Ron Heal used to follow the fire engine on his push-bike as a teenager. Derek Woodcock spent eight years waiting for a vacancy so he could join to battle the "orange stuff".
That was 40 years ago. Recently the pair were celebrated by their fellow officers for their exemplary service to the community.
Ron said the brigade was very family and community focussed when he first joined. "I did it for the community and my family supported me 110 per cent."
During the years the nature of the callouts has changed from kiln, chimney and general fires to attending everything from vehicle crashes to fallen trees. In the process volunteers have had to take on more training to become as skilled as paid firefighters and now rarely get a family weekend at home.
The thing which hadn't changed was the brigade's family feel, Ron said. "We all look after each other in the brigade."
Ron also spent five years as a volunteer for St John and was one of the founding members of MESSI, the now disbanded Motueka Emergency Services Society, which raised funds for emergency equipment including a new rescue vehicle for the brigade.
Ron said he and Derek joined a year apart. "We have always helped each other. We've both been drivers and pump operators for 40 years."
He said volunteers today had to be committed. But the payback was immeasurable. "The best part is helping people - and I've still got a few years to go."

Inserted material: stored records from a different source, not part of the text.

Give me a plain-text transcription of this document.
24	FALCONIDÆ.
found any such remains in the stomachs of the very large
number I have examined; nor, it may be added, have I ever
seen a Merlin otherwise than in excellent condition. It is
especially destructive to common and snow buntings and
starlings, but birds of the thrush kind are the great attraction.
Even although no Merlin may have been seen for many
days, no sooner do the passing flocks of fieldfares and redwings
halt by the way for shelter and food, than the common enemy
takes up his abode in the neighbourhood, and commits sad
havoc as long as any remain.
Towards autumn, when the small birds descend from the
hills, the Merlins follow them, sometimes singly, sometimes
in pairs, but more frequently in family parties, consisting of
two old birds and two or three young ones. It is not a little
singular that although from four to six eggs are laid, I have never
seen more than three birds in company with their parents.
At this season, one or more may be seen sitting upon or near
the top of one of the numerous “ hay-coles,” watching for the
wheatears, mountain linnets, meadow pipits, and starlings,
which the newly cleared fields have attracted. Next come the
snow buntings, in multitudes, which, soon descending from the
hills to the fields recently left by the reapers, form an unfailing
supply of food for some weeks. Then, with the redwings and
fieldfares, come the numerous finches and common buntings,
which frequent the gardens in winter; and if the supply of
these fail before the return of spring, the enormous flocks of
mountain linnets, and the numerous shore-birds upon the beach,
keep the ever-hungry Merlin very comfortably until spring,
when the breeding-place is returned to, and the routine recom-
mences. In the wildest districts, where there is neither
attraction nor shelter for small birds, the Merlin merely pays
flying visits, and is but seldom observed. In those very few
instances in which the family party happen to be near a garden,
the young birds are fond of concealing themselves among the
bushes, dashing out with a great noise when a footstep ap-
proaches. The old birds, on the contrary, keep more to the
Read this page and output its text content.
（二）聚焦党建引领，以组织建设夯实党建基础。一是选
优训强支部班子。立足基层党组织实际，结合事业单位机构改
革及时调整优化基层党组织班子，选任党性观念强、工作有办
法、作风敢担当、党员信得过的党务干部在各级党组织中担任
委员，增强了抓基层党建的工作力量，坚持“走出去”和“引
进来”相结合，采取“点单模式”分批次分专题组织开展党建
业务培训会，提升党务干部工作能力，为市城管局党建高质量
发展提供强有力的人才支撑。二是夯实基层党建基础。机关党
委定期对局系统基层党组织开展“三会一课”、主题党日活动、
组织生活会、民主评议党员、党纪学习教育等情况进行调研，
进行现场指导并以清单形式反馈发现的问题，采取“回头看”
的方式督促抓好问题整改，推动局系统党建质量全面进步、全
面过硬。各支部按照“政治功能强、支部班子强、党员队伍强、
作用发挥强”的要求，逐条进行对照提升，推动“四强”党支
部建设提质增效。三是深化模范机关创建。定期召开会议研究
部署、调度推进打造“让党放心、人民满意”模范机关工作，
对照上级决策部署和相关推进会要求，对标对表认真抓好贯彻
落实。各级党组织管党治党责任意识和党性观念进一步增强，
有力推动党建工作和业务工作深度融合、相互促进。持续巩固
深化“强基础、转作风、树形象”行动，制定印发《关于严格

Derek's wait to enter the brigade ended on November 11, 1971. He'd tried St John but decided he could handle serving in the brigade after watching the town's fire engines leave on callouts.
A tip from a family friend and a nod of approval from former brigade member Charlie Coppins saw the 20-something Derek get his foot in the station door and never look back.
Instead of hobbies Derek dedicated himself to volunteering for his community. Along with 40 years with the brigade he also spent 29 attending weekend sports for St John.
For him it was all about the satisfaction of helping the people of the region.
Changes over the years have seen the introduction of new machinery and aids - such as breathing apparatus. But fire is still fought with water.
"When I started we had single stage pumps, we moved to (higher pressure) two-stage pumps and now we are back to single stage again.
"At the end of the day we are still putting water on the orange stuff."
Like Ron, Derek said the brigade was still a family and had strong community support.
The brigade's chief fire officer Mike Riddell said both men were invaluable brigade members who had provided outstanding service to the community and proved their worth with their ability to "tap a few people" in the name of fundraising.